Franco J Marino, Intervista

Scritto da Red

Danza sensuale, elegante e passionale. Per me Tamuè è un inno alla femminilità, alla donna!

Franco J. Marino, benvenuto su SOund36. Vuoi presentarti brevemente al nostro pubblico?
Ciao a tutti! Sono un cantautore convinto e un autore quasi pentito:)
Partenopeo di nascita e romano d’adozione. Quando ero piccolissimo per motivi di lavoro i miei genitori si spostarono a Roma.

Ad un certo punto hai deciso di esordire come cantautore, quando? C’è stato un evento particolare da cui è venuta fuori questa scelta?
Ci sono strade che percorri nella vita che non ti appartengono, fai un lavoro ma ne sogni un altro; ad un certo punto, nel 2011, mi sono fatto coraggio e ho investito su di me. Ero piccolo quando cantavo a scuola e nelle gite, mi hanno sempre incoraggiato tutti per le mie doti vocali, era un peccato scrivere soltanto per altri artisti, anche se mi ritengo fortunato perché qui si parla di grandissimi artisti.

Hai collaborato con tanti artisti…
Ho cominciato a 18 anni con Tony Esposito e ho fatto molta esperienza. Poi conobbi il maestro Malavasi e cominciai a collaborare con lui scrivendo per Bocelli, Dalla; da qui in poi ho collaborato per alcuni anni con un produttore che vive a Los Angeles( LeoZ) scrivendo per produzioni americane come la Walt Disney e Nathan Pacheco. Poco prima di cominciare il ” Tamuè”, mi ha chiesto di scrivere un pezzo insieme per Josh Groban. Per fortuna ho avuto un ispirazione buona e in 5 minuti l’ho scritto, perché ora non avrei veramente tempo.

Dal 10 novembre è in rotazione radiofonica Tamuè, singolo che anticipa il tuo nuovo album. Ci puoi dare qualche anticipazione a riguardo?
Tamuè
sarà un concept album, una visione che sarà espressa da 10 brani, prevalentemente incentrati su questa danza con due o tre ballate. Uscirà prossima primavera 2018.
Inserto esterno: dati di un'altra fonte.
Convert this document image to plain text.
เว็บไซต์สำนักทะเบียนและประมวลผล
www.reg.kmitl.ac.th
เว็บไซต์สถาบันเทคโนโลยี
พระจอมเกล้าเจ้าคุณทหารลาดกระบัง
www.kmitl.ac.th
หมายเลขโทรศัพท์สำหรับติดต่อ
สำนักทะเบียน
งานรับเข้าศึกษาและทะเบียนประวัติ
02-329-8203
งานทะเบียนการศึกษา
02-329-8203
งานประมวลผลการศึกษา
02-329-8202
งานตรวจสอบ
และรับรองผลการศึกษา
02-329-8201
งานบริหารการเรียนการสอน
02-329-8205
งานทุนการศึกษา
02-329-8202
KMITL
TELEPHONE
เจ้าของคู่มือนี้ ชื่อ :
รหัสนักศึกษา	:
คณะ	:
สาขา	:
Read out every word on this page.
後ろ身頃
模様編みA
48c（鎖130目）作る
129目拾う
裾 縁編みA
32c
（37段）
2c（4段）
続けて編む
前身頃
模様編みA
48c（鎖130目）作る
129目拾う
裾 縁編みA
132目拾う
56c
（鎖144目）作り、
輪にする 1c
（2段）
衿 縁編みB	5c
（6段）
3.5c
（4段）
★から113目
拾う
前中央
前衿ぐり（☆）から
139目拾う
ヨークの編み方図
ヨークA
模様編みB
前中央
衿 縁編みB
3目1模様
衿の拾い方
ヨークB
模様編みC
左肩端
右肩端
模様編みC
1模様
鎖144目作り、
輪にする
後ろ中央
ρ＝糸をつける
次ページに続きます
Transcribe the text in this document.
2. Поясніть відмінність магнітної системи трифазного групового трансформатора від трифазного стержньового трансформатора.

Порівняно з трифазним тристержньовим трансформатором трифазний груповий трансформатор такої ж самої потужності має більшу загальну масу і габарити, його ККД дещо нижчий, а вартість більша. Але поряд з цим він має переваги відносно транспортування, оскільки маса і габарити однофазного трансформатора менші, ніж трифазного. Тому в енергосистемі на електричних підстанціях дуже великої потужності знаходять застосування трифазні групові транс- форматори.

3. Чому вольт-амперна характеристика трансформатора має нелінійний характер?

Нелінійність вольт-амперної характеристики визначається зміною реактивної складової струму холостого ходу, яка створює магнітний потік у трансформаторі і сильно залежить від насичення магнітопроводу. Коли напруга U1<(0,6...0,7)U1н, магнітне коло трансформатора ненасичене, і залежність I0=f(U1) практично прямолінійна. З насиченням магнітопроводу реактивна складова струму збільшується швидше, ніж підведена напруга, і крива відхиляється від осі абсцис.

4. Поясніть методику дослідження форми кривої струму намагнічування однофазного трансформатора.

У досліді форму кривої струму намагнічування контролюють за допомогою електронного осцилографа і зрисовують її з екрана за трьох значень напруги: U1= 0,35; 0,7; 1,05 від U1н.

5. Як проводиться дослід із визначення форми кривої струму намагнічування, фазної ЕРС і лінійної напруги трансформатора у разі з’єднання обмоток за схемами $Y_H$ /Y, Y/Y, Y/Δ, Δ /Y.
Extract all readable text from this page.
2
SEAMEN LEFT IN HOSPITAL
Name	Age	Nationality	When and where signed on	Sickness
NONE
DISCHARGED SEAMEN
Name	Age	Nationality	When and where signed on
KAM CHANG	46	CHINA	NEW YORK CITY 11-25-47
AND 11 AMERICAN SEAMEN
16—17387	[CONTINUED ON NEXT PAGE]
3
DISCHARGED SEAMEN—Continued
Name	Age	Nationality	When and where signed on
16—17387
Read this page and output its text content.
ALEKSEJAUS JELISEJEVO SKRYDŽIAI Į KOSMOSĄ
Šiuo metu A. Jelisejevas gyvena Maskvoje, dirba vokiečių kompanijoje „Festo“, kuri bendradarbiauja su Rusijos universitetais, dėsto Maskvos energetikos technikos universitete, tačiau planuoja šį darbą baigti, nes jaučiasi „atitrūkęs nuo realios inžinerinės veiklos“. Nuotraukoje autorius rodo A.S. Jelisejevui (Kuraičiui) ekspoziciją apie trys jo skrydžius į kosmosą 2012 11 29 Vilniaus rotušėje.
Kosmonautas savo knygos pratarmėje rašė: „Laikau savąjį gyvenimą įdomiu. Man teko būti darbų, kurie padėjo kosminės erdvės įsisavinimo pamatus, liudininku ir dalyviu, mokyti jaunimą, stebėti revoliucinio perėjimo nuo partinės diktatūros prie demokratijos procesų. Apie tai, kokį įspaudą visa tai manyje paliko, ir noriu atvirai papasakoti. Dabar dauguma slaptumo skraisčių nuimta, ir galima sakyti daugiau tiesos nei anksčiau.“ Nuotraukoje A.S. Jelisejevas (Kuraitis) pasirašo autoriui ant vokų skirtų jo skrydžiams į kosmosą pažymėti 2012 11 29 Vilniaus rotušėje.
Cosa significa Napolatino?
È un neologismo che ho inventato, come anche Tamuè, per identificare il genere che è un mix tra Napoli, quindi mediterraneo, e Cuba.
Sonorità che si intrecciano e si fondono dando vita ad una danza sensuale, elegante e passionale. Per me un inno alla femminilità, alla donna!

Chi ti ha aiutato in questo nuovo lavoro?
In questo lavoro il preziosissimo contributo proviene dal genio Malavasi, per quanto riguarda la parte artistica, poi c’è il “visionario” e appassionato Leo Cavalli che è insieme a Malavasi il produttore. Concedetemi di citare anche tutta la Fonoprint, da Vittorio Corbisiero che é il direttore artistico, Olivia Spatola, Paola Cevenini, il grande Biancani, Anna Persiani, Umberto Angelini e la Red&Blue di Marco Stanzani, Brunilde Gambaro, Alessandra Placidi, Clarissa D’Avena …Non per ultimo il mio amico Riccardo Vitanza che mi ha presentato in Fonoprint, intuendo che poteva nascere una collaborazione importante.
Cavoli, sembrano i titoli di scorrimento di un film della Walt Disney:)
Ciao a tutti e… danziamo altrimenti siamo perduti!